Mengenal Cyber Law dan Aturannya
Setiap negara yang memfasilitasi kehidupan bernegara dengan penggunaan sistem elektronik dan internet yang maju, secara tidak langsung perkembangan cyber law di dalamnya turut maju.
Undang-undang yang mengatur mengenai Teknologi Informasi ini di antaranya:
- UU Hak Cipta No.19 Tahun 2002 tentang Hak Cipta
- UU Informasi dan Transaksi Elektronik No. 11 Tahun 2008 tentang Pornografi di Internet, Transaksi di Internet, dan Etika Pengguna Internet
Cyber law atau UU Informasi dan Transaksi Elektronik (UU ITE) disahkan oleh DPR pada tanggal 25 Maret 2008. UU ITE terdiri dari 13 BAB dan 54 pasal yang mengupas secara jelas aturan bermain di dunia maya dan transaksi yang terjadi di dalamnya.
Secara garis besar terdapat lima pembahasan cyber law di setiap negara, yaitu:
- Information security, menyangkut masalah keotentikan pengirim atau penerima dan integritas dari pesan yang mengalir melalui internet, dalam hal ini diatur masalah kerahasiaan dan keabsahan tanda tangan elektronik.
- Online transaction yang meliputi penawaran, jual beli, pembayaran hingga pengiriman barang melalui internet.
- Right in electronic information, mengenai hak cipra dan hak-hak yang muncul bagi pengguna maupun penyedia konten.
- Regulation information content, perangkat hukum yang mengatur sejauh mana konten yang dialirkan melalui internet.
- Regulation online contact, tata krama dalam berkomunikasi dan berbisnis melalui internet termasuk perpajakan, restriksi ekspor-impor kriminalitas dan yurisdiksi hukum.
Sedangkan terkait dengan penentuan hukum yang berlaku, dikenal beberapa asas yang biasa digunakan, di antaranya:
- Subjective territoriality, hal ini menekankan bahwa keberlakuan hukum ditentukan berdasarkan tempat perbuatan yang dilakukan dan penyelesaian tindak pidana dilakukan di negara lain.
- Objective territoriality, menyatakan bahwa hukum yang berlaku adalah hukum akibat sebuah perbuatan terjadi dan memberikan dampak yang sangat merugikan bagi negara yang bersangkutan.
- Nationality, menentukan bahwa negara mempunyai yurisdiksi untuk menentukan hukum berdasarkan kewarganegaraan pelaku.
- Passive nationality, menekankan yurisdiksi berdasarkan kewarganegaraan korban.
- Protective principle, menyatakan berlakunya hukum didasarkan atas keinginan negara untuk melindungi kepentingan negara dari kejahatan yang dilakukan di luar wilayahnya yang umumnya dihunakan jika korban adalah negara atau pemerintah.
- Universality, asas ini memperoleh perhatian khusus terkait dengan penanganan hukum kasus-kasus cyber.
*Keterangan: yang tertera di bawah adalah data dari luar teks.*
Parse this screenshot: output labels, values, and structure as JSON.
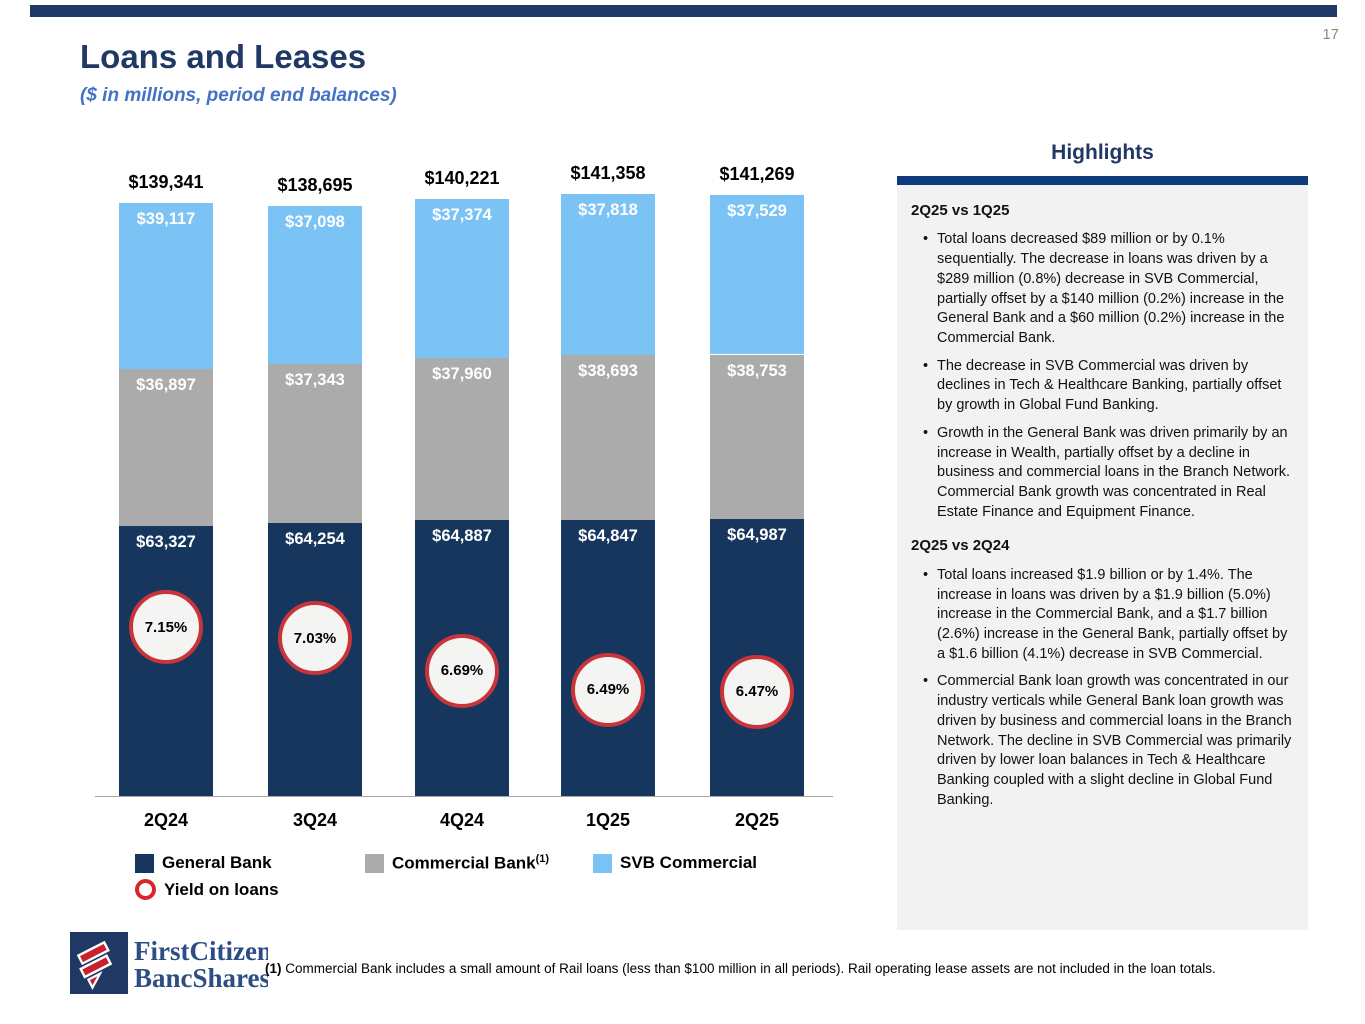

Asas ini menentukan bahwa setiap negara berhak menangkap dan menghukum para pelaku pembajakan, lalu kemudian asas ini diperluas hingga mencakup kejahatan terhadap kemanusiaan dan terus dikembangkan untuk kejahatan sangat serius berdasarkan perkembangan hukum internasional.
Contoh Kasus Yang Berkaitan Dengan Cyberlaw
Contoh kasus dalam kejahatan cyber adalah kasus yang dialami oleh Wakil Ketua MPR periode 2009-2014 Lukman Hakim Saifuddin, di mana e-mail beliau dibajak oleh seseorang untuk mendapatkan kepentingan dengan sejumlah uang dengan mengirimkan surat kepada kontak-kontak yang ada di e-mail milik beliau.
Lukman Hakim Saifuddin memiliki hak sebagaimana diatur dalam Pasal 26 ayat (2) Undang-Undang Nomor 11 Tahun 2008 tentang Informasi dan Transaksi Elektronik jo. Undang-Undang Nomor 19 Tahun 2016 tentang Perubahan atas Undang-Undang Nomor 11 Tahun 2008 tentang Informasi dan Transaksi Elektronik (“UU ITE”) yang mengatakan bahwa “setiap orang yang dilanggar haknya sebagaimana yang dimaksud pada ayat (1) dapat mengajukan gugatan atas kerugian yang ditimbulkan berdasarkan Undang-Undang ini.”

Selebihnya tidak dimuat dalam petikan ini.